Anorexia nervosa: take charge quickly at home rather
Written by Sandeep Nehra
Anorexia nervosa, which affects tens of thousands of people in France, is an eating disorder need to detect and take charge as soon as possible to prevent it from becoming chronic, but not necessarily go to hospital.
“This is a complex disease, insidious and destabilizing, whose diagnoses are hard to bear,” he said at a press conference Dr. Cedric Grusha, the High Authority for Health (HAS), independent public authority that issued its recommendations Thursday good practice.
Anorexia affects 1% of the young female population, about 40,000 girls in France, but also, according to experts, more and more children of 8-9 years and young people. With older people in whom the disease has become chronic, it is estimated that it affects some 70,000 people.
“Anorexia is not copying the models of fashion, followed by a regime that went wrong,” said Christine Chiquet, president of a federation of associations of eating disorders, FNA-TCA.
She says doctors can sometimes through ignorance, aggravate the disease.
To put an end to their “wandering” HAS – which made its recommendations developed with Afdas-TCA, a professional association of eating disorders – has provided physicians and families a “framing”.
For early detection, it suggests”vigilance” to signs suggestive: severe weight loss, absence or cessation of menses, physical hyperactivity. It provides physicians with simple questions on food problems, the emesis on how someone’s body.

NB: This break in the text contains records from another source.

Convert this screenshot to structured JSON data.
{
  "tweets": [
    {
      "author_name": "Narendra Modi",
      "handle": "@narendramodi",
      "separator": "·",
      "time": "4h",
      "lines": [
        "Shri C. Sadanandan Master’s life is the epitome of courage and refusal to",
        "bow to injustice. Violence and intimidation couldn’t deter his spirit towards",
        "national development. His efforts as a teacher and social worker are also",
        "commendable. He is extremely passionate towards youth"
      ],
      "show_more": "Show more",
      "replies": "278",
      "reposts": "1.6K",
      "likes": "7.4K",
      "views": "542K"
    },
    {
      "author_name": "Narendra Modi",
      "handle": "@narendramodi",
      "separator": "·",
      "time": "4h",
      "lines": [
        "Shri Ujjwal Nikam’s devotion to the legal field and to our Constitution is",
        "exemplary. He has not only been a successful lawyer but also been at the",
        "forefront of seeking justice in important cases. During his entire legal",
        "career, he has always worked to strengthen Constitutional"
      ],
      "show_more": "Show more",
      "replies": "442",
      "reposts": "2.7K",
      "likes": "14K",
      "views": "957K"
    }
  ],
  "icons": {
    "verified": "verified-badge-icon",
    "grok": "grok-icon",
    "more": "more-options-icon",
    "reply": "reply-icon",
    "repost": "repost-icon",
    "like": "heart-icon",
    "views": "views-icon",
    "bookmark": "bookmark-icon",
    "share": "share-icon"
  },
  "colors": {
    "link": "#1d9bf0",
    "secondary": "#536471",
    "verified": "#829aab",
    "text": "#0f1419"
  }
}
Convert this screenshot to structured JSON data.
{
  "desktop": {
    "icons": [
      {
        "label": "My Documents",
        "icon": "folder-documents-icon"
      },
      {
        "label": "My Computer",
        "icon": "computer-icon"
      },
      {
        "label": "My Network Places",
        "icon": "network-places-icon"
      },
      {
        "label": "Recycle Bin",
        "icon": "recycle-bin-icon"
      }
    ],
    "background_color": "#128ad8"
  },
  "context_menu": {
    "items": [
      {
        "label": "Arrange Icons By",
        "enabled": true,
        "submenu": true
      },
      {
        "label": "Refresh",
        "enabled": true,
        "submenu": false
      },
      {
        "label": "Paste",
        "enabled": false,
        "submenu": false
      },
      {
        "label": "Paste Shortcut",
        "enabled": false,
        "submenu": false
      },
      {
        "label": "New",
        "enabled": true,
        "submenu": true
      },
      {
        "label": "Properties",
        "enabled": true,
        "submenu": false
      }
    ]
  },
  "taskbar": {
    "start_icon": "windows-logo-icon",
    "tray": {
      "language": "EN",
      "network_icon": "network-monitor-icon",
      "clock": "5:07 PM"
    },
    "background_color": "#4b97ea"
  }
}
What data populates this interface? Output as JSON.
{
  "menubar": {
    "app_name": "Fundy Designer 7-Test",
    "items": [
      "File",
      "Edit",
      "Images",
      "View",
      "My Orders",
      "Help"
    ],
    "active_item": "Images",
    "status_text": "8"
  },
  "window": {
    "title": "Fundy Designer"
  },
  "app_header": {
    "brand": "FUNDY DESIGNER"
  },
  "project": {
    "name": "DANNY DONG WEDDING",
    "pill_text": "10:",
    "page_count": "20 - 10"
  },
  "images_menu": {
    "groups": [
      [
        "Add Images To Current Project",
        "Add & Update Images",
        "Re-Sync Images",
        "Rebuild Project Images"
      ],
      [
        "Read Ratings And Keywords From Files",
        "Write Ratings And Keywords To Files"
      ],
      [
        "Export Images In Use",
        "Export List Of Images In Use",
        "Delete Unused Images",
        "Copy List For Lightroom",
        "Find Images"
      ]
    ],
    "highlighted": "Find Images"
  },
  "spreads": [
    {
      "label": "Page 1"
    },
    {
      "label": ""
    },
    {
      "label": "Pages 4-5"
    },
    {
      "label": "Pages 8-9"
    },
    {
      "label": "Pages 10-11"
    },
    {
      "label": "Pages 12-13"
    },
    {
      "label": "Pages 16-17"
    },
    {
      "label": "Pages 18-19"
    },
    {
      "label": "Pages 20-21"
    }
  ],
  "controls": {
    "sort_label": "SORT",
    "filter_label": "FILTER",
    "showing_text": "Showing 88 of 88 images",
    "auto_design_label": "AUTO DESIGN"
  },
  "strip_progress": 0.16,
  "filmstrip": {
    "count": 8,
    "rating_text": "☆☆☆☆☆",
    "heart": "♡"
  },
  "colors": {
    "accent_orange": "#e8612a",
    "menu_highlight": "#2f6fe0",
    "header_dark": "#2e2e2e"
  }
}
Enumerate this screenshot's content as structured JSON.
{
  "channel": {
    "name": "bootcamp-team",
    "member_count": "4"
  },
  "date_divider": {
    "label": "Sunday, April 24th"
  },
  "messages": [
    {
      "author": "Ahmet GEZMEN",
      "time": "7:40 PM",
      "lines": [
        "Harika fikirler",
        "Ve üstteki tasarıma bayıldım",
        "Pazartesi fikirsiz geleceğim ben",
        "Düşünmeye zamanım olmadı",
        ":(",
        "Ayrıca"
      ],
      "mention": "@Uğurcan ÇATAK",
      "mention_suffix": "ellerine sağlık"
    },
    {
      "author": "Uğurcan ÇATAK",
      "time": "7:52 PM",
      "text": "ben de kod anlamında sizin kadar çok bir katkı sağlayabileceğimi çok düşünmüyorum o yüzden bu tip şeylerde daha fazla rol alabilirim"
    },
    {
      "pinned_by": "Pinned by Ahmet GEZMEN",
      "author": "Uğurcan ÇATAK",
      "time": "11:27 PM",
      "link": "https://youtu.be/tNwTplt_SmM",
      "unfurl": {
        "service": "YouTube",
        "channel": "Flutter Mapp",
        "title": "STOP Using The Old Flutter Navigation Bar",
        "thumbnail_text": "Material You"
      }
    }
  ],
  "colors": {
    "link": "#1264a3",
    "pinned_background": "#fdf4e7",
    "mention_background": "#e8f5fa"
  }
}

Once the disorder is detected, should be avoided in favor of a hospital outpatient care, which includes the family in the course, said the HAS.
“Change can be gradual, sudden hospitalization reinforces the patient’s resistance,” says Jean-Luc Venisse, psychiatrist and director of the university of addiction and psychiatry of the University Hospital of Nantes.
The management must be conducted by “at least” a general practitioner and a psychiatrist or psychologist, and psychotherapy should be undertaken during extended “at least one year.”
Only in cases of “real emergency” HAS calls the hospital, even against the advice of the patient to “give itself the means to not let someone put to death,” says child psychiatrist Philip Jeammet. And sometimes to separate the anorexic’s family environment, critical or anxious.
For psychiatrists, anorexia is an addictive behavior as well as drug or alcohol abuse. “This is involuntary behavior that is necessary, adapting to a situation of anxiety,” notes Professor Jeammet. “It is a cry of distress, but there are other ways to express themselves: we must create a dialogue, restore confidence,” he said.
Half of anorexics recover fully, 30% had partial remissions, and in 20% of patients, the disease becomes chronic, according to Professor Venisse. Chronicity that fact that nobody cares about anything and expensive for the body, with premature menopause and osteoporosis.
“Once installed in anorexia, it becomes increasingly difficult to escape,” he notes. Followed over a period of 20 years, anorexia is 10% of deaths. But anorexia is treatable, even after ten years.
Three fact sheets for doctors and two for the general public are downloadable on the site of HAS (www.has-sante.fr).